Ewerthon Tobace é um jornalista brasileiro que vive no Japão há mais de duas décadas. Descendente de pais japoneses, ele nasceu, viveu e estudou no Brasil, tendo se formado em jornalismo na Universidade de Mogi das Cruzes (UMC), em São Paulo. Após se formar, viveu em cidades como Suzano e Curitiba, onde escreveu para jornais regionais e nacionais.
Atualmente morando em Tóquio, ele colabora com veículos brasileiros e latino-americanos, cria conteúdo para seu próprio site e, junto com a jornalista Sonia Nakagawa, é responsável pelo programa de rádio Ponto de Encontro, no NHK World Japan. Além disso, trabalha como produtor sênior da emissora brasileira Record.
Tobace é o autor, entre outros, do livro 1991: a História da Mídia Brasileira no Japão, publicado em 2018 como parte das comemorações dos 110 anos de imigração japonesa para o Brasil. O projeto da obra foi patrocinado pelo Grupo Folha, como parte do programa Folha Memória. Em novembro de 2022, recebeu o prêmio The Best Journalist Award 2022, em reconhecimento pelo trabalho em prol dos brasileiros que vivem no Japão. Saiba mais na entrevista a seguir.
Enio Moraes Júnior – “No ranking dos limites à liberdade de imprensa, a Coreia do Norte ainda é seguida de perto pela China, que não pára de aperfeiçoar seu sistema de hipercontrole de informação e perseguição aos jornalistas e blogueiros dissidentes” (tradução nossa).
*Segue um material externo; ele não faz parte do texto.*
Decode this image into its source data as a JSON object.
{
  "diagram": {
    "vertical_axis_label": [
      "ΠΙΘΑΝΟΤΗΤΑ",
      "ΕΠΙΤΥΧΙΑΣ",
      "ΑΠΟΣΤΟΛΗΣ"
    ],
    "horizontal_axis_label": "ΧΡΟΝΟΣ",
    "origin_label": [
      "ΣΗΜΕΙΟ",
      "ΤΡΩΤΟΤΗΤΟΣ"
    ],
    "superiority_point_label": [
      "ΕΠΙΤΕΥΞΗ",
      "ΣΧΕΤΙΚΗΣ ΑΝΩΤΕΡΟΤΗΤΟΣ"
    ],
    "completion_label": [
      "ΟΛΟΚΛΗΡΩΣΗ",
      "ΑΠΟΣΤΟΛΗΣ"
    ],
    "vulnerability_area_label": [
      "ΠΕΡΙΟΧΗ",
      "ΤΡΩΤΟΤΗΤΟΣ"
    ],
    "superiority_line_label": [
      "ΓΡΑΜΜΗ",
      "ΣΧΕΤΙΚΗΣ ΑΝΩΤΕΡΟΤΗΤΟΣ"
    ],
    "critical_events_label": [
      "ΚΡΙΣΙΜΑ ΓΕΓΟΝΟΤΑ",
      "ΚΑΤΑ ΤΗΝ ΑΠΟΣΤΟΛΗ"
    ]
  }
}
Fazer jornalismo é hoje bastante difícil em muitos países asiáticos – especialmente nos países da Ásia-Pacífico – de acordo com o ranking do Repórteres sem Fronteiras. E no Japão, como você avalia a questão da liberdade de imprensa?
Ewerthon Tobace – Há pouco ou nenhum espaço para o verdadeiro jornalismo investigativo nos dias de hoje. Isso acontece no mundo todo, mas no Japão esta questão é digna de uma pesquisa de pós-graduação, e imagino até que já existam estudos. O que vemos é um controle e uma manipulação da mídia, talvez de uma forma mais intensa do que no Brasil, por exemplo. Há alguns anos, o Conselho de Direitos Humanos da ONU divulgou um relatório especial sobre a liberdade de expressão no Japão, no qual alertou que o governo japonês estava pressionando a mídia e recomendou que as leis fossem revisadas para garantir a independência. O governo, naturalmente, expressou insatisfação com o relatório, dizendo que existem erros na análise das informações sobre a realidade japonesa e que seu conteúdo deveria ser revisto.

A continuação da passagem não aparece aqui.